For background:
- I've seen the Python (2.x) way (separate `unicode' and `str' type and no way to set own conversion defaults per whole process -_-') and found it unwieldy. Lotsa boilerplate to keep around I/O.
- I've seen the GNU way (messy pile depending on LC_* environment vars and files in /usr/, with hierarchy of precedence) and disliked it.
- I've seen the Plan 9 way (char * / char[] for UTF-8 and Rune * / Rune[] for UTF-32) and it fits me. I see and use (non-PHP) software built on that, works reliably. I'm happy :)
implode() and explode() work with UTF-8. I hope you know the techicalities of why -- UTF-8's been designed that way and the functions take complete string as the glue/separator. No idea about about UTF-7, -16 or -32 (nor the April Fool's -18 and -36); guess some of those would break terribly. I don't care at this moment. My sites run polish, english, russian and in near future czech language based on UTF-8.
Your point is just strtok(). You are right. I lost. PHP lost.
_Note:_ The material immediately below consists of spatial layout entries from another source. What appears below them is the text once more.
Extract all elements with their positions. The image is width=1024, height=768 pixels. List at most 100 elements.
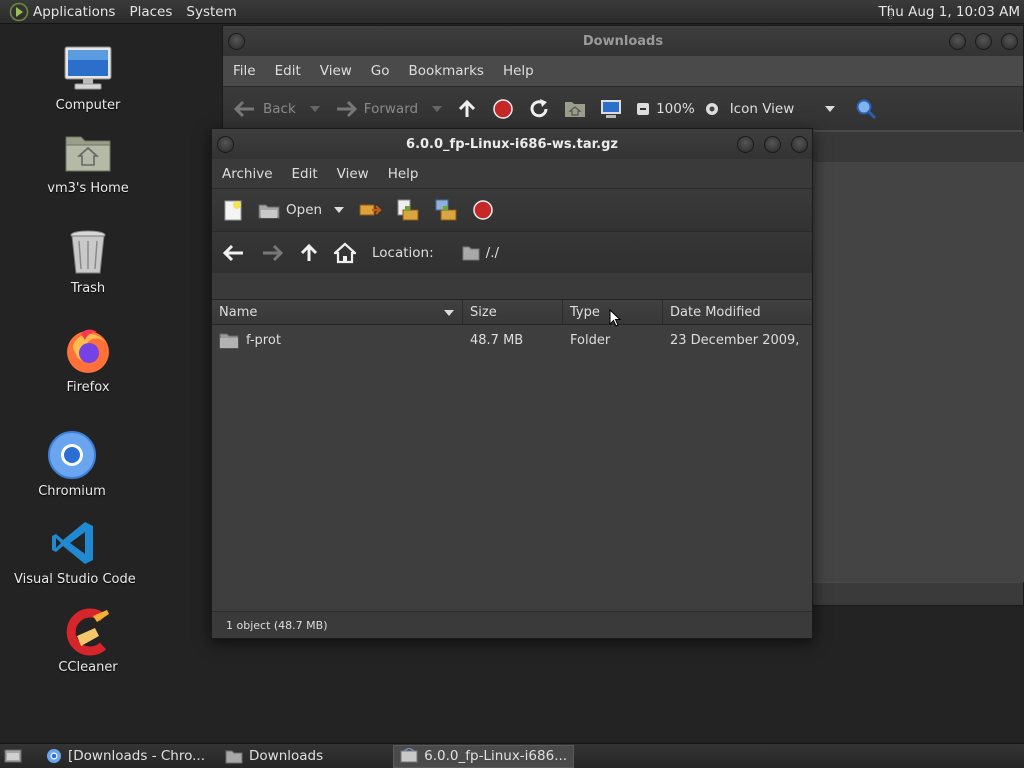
- open-label: Open: [286, 202, 323, 218]
- home-folder-icon: [565, 101, 586, 117]
- show-desktop-button[interactable]: [0, 745, 26, 768]
- stop-icon: [493, 98, 513, 119]
- chromium-icon: [47, 749, 61, 763]
- zoom-control[interactable]: 100% Icon View: [636, 100, 836, 117]
- desktop-icon-label: vm3's Home: [47, 181, 129, 196]
- window-title: Downloads: [582, 33, 664, 49]
- archive-titlebar[interactable]: 6.0.0_fp-Linux-i686-ws.tar.gz: [212, 129, 812, 159]
- minimize-button[interactable]: [949, 33, 966, 50]
- menu-archive[interactable]: Archive: [222, 166, 273, 182]
- computer-icon: [64, 46, 112, 90]
- location-path[interactable]: /./: [486, 245, 499, 261]
- menu-help[interactable]: Help: [388, 166, 419, 182]
- downloads-titlebar[interactable]: Downloads: [223, 26, 1023, 56]
- downloads-toolbar: Back Forward 100% Icon View: [223, 86, 1023, 130]
- column-header-label: Date Modified: [670, 304, 761, 320]
- taskbar-item-archive-manager[interactable]: 6.0.0_fp-Linux-i686...: [393, 744, 575, 768]
- computer-button[interactable]: [600, 98, 622, 120]
- chevron-down-icon[interactable]: [825, 105, 836, 113]
- desktop-icon-computer[interactable]: Computer: [28, 44, 148, 113]
- maximize-button[interactable]: [764, 136, 781, 153]
- forward-arrow-icon: [336, 100, 357, 117]
- extract-icon: [359, 204, 382, 216]
- cell-name: f-prot: [212, 332, 463, 349]
- zoom-out-icon[interactable]: [636, 102, 650, 116]
- chevron-down-icon[interactable]: [334, 206, 345, 214]
- desktop-icon-ccleaner[interactable]: CCleaner: [28, 606, 148, 675]
- file-list-header: Name Size Type Date Modified: [212, 299, 812, 325]
- open-button[interactable]: Open: [258, 199, 345, 221]
- menu-edit[interactable]: Edit: [292, 166, 318, 182]
- desktop-icon-home[interactable]: vm3's Home: [28, 127, 148, 196]
- menu-edit[interactable]: Edit: [275, 63, 301, 79]
- back-button[interactable]: [222, 243, 246, 263]
- add-files-button[interactable]: [396, 198, 420, 222]
- task-label: Downloads: [249, 748, 324, 764]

Have a nice day -- and kudos for bringing up that cool function :-)
EDIT: now that I think about it, it seems I've abused explode() for that job -- the output array, with empty strings removed, is equivalent of calling strtok() repeatedly till it returns FALSE. Seems a bit brute-force-ish.
AS for that warning against, and undefined behavior, I'll assume you're refering to the following passage:
It is not recommended to use the function overloading option in the per-directory context, because it's not confirmed yet to be stable enough in a production environment and may lead to undefined behaviour.
Reading comprehension: don't re-configure it
per directory (in this case, of your project, not whole server). Having that minded, you get reliable site.